The use of a project manager rather than a general contractor also is proving to be cost effective, Patel said. By using a project manager, “the savings go directly to you so you can keep the project more compressed,” he said.
A general contractor handles all aspects of construction, including bringing on their own subcontractors, which can prove to be more costly. By hiring a project manager, the owner has the freedom to hire his or her own contractors, which the project manager will oversee on a day-to-day basis.
Patel has used project managers in the last five hotels he has developed. “In today’s insecure financial environment, banks like that even more … If a general contractor goes belly-up, everything is a risk,” he said.
Complementing the market
The Hilton Columbus Downtown, publicly funded by the city of Columbus and Franklin County in Ohio, is being built with the hope it will serve as an economic engine for the city, GM Christian Coffin said.
“I think we have an opportunity in a strong market like this to elevate the market as opposed to steal from it,” Coffin said of the property, which is the only Hilton Worldwide-branded convention hotel opening in North America in 2012.
|A rendering of the Hilton Columbus Downtown, which is scheduled to open later this year.
The team at the Hilton Columbus Downtown is working closely with the other hotels in the city to attract convention business, Coffin said. “This is very much a partnership … of bringing new business to town.”

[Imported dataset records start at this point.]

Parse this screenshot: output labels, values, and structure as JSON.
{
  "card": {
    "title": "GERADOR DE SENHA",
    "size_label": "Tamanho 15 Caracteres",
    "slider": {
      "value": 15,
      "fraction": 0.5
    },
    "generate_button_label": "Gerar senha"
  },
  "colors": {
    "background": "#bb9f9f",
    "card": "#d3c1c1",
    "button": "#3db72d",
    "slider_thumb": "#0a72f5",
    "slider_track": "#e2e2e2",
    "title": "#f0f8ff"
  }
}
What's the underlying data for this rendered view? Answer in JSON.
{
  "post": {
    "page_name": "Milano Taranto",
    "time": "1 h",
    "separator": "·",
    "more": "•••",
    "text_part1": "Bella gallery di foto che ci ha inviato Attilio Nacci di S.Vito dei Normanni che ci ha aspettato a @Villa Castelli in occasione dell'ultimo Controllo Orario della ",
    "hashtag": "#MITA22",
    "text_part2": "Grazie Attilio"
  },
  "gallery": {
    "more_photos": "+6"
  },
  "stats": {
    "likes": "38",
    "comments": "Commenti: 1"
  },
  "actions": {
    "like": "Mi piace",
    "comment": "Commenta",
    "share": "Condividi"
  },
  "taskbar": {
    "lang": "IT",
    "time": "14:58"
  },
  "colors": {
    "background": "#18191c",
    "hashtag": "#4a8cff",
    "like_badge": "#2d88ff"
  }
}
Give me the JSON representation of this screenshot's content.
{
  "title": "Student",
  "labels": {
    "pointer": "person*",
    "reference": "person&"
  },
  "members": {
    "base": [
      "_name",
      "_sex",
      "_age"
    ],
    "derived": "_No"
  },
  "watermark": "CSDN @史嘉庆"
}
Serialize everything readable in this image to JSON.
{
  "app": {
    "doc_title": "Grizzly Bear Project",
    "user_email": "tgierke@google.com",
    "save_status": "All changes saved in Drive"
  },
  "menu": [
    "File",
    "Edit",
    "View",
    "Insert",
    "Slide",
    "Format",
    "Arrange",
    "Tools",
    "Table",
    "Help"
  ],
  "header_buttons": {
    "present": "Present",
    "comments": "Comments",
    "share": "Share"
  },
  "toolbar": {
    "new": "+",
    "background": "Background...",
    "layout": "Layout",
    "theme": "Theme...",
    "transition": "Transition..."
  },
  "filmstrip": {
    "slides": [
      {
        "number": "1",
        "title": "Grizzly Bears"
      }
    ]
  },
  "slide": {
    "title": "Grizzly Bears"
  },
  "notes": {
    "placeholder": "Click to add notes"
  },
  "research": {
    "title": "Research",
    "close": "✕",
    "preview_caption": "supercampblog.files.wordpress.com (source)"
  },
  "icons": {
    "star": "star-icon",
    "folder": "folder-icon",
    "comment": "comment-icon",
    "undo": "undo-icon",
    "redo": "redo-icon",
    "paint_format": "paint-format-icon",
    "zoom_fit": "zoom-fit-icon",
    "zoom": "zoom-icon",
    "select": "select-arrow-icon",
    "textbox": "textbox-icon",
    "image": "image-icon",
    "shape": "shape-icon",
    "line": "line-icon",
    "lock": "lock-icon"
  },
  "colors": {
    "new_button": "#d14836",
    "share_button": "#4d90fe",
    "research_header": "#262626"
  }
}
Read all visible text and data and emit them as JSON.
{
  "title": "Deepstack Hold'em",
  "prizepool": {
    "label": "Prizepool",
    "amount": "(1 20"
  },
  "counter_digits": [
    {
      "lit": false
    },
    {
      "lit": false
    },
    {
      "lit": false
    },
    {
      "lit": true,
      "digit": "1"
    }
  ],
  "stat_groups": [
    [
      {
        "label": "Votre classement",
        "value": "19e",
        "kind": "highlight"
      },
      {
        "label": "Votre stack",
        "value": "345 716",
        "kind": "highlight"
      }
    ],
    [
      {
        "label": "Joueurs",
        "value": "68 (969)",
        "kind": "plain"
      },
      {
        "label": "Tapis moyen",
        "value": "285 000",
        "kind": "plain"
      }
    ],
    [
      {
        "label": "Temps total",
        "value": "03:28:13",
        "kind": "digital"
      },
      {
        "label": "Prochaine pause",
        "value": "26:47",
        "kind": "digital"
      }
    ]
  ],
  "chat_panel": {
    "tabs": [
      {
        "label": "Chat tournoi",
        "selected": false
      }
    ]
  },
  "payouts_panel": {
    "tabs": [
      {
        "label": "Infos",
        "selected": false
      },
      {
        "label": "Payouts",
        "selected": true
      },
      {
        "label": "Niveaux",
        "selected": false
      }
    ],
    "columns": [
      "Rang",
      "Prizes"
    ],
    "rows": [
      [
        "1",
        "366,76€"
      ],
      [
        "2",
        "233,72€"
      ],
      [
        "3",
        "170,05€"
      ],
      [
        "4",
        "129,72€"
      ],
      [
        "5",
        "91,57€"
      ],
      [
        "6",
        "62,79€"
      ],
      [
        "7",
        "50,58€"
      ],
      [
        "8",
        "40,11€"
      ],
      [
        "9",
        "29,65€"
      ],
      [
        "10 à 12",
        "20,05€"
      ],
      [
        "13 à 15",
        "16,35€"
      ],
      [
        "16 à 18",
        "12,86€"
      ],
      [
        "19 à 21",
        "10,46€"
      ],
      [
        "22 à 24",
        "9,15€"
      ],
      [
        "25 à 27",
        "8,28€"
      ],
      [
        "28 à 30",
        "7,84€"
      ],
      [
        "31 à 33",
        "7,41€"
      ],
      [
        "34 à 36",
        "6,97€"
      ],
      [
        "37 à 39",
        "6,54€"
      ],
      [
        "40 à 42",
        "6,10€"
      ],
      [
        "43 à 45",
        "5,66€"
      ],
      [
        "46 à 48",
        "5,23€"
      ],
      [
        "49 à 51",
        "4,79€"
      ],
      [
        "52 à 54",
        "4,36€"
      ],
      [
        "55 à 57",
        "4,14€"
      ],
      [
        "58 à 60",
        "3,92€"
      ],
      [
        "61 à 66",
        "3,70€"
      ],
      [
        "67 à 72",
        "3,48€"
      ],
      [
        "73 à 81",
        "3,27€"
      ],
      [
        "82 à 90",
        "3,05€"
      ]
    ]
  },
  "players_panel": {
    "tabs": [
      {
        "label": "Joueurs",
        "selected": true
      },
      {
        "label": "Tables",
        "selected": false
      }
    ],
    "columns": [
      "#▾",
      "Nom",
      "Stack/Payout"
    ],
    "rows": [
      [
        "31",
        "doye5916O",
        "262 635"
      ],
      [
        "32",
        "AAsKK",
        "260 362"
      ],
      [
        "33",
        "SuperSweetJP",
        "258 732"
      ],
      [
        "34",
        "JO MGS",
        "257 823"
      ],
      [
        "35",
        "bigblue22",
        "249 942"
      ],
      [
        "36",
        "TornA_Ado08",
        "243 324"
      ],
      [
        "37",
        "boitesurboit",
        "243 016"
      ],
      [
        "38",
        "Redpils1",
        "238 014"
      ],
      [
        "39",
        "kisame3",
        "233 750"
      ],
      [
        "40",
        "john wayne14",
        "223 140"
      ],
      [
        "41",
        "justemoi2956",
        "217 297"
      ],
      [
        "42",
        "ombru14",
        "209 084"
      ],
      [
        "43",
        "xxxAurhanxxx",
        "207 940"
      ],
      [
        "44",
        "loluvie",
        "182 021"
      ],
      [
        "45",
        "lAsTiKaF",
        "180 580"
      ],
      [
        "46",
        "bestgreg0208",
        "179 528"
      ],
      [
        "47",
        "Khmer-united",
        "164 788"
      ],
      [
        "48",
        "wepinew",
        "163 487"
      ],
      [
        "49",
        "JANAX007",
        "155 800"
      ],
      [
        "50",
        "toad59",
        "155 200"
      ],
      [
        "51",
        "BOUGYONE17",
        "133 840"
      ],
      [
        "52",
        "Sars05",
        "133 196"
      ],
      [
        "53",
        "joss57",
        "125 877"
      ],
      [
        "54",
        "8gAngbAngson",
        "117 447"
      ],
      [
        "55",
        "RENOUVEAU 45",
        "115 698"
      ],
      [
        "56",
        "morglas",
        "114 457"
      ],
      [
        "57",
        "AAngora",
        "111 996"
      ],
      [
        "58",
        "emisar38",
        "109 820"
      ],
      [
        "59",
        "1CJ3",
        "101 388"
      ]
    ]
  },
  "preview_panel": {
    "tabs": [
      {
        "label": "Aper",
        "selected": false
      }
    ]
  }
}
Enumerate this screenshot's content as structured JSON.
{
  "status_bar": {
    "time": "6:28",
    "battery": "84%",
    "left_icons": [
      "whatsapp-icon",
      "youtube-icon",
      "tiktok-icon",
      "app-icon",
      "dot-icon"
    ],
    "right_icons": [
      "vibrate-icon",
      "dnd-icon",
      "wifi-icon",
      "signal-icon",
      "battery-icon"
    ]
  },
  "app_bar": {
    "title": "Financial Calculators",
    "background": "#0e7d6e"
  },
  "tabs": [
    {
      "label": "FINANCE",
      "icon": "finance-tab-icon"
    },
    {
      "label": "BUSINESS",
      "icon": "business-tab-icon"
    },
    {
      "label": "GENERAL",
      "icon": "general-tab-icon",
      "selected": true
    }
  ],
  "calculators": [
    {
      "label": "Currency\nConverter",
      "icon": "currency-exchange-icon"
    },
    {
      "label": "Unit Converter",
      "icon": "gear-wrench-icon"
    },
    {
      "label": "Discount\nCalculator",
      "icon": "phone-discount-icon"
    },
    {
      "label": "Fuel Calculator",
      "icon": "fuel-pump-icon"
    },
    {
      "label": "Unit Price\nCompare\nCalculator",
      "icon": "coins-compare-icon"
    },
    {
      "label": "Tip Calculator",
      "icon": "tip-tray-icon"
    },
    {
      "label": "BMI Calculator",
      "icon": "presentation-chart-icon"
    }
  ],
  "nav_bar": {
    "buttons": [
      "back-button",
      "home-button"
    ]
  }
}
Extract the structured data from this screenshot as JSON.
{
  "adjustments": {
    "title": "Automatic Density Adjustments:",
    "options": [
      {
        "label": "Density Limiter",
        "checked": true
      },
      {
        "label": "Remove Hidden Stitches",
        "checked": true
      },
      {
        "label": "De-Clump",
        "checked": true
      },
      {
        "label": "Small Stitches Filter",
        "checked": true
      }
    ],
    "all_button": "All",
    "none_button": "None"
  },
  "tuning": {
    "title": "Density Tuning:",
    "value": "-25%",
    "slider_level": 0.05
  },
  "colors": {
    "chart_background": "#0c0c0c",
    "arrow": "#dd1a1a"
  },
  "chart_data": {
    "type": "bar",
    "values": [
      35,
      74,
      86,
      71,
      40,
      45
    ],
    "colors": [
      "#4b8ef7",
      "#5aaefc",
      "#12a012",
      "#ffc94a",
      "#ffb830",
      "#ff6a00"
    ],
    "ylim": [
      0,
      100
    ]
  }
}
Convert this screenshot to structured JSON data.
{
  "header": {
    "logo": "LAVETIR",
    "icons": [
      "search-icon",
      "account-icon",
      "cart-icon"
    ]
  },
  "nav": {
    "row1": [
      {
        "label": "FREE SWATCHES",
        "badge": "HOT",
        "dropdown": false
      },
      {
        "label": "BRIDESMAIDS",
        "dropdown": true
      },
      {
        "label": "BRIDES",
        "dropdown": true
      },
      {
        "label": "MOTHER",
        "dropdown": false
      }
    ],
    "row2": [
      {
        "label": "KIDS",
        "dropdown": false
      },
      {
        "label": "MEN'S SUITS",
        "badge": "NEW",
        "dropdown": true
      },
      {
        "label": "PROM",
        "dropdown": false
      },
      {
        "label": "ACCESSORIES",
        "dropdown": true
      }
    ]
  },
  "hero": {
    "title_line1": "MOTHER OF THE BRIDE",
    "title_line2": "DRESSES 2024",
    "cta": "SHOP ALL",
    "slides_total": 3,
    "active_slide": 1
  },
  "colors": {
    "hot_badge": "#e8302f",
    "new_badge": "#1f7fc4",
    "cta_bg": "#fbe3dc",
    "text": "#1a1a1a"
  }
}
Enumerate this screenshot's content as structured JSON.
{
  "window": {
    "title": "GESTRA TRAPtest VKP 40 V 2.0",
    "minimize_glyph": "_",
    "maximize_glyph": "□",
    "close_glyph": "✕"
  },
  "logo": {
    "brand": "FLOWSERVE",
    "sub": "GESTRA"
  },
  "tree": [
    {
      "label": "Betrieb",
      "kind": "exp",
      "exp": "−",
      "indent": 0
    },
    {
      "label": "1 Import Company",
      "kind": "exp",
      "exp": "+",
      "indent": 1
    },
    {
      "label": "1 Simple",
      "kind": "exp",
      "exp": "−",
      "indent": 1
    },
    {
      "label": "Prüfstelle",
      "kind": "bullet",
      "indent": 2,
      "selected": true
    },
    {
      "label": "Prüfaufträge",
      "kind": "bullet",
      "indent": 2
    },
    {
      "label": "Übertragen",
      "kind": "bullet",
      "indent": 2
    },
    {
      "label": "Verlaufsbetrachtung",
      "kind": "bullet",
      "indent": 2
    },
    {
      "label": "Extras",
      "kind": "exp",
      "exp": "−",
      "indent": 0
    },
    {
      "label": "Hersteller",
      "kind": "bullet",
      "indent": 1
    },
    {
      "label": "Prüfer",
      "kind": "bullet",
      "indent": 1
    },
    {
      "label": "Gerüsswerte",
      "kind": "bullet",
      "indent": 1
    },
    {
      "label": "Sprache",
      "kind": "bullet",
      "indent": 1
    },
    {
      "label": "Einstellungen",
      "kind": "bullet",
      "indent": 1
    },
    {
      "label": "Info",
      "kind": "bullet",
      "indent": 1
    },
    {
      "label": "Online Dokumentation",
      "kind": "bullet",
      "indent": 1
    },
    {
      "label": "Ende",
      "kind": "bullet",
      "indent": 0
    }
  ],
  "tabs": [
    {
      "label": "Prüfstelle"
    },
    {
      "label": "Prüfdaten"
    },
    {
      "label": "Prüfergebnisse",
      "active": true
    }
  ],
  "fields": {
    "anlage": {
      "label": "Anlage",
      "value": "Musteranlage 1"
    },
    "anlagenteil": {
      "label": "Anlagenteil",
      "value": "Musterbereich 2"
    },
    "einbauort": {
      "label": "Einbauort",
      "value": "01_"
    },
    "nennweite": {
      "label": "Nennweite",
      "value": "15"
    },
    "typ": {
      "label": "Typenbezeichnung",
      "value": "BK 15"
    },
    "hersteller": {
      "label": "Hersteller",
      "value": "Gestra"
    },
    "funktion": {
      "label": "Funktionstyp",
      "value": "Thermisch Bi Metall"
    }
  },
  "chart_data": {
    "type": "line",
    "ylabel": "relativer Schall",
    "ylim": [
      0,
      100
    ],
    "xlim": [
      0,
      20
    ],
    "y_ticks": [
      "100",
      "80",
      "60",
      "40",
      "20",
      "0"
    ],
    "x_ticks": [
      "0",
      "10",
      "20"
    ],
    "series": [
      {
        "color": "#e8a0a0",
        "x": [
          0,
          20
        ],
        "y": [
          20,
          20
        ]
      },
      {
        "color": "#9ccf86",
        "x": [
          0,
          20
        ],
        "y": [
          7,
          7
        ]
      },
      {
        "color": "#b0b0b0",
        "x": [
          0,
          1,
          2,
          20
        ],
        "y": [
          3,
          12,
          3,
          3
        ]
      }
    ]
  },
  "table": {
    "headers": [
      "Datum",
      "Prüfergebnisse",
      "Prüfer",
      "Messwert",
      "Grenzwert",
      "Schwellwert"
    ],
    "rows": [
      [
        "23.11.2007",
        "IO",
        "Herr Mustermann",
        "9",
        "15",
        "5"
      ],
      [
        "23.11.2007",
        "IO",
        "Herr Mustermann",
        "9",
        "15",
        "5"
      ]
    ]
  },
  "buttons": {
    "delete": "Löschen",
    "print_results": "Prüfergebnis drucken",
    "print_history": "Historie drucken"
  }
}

As the property enters its final stages of construction and prepares to open in the fall, Coffin expects occupancy will be relatively quiet for the remainder of the year. Guests have already begun booking stays. “We plan to be in the mid- to low-70s.”
As far as rates are concerned, “they’ve been surpassing our expectations,” he said.
And group business is taking off as well. The property already is 15% ahead of its goal for group business for the coming year and has meetings booked into 2017.
The Cambria Suites that opened on 17 May in Rapid City, South Dakota, also is complementing its market well, according to GM Sam Cannon.
It is the second new hotel to open in Rapid City within in 12-month period, which indicates there has been some growth in the market, Cannon said.
“My feeling from being in this market for several years is that it feels strong, like it was in 2010,” he said.
Occupancy at the Cambria Suites has been strong since the property opened, Cannon said.
“The market is bouncing back enough that we’re able to meet the expectations we want to meet as well,” he added.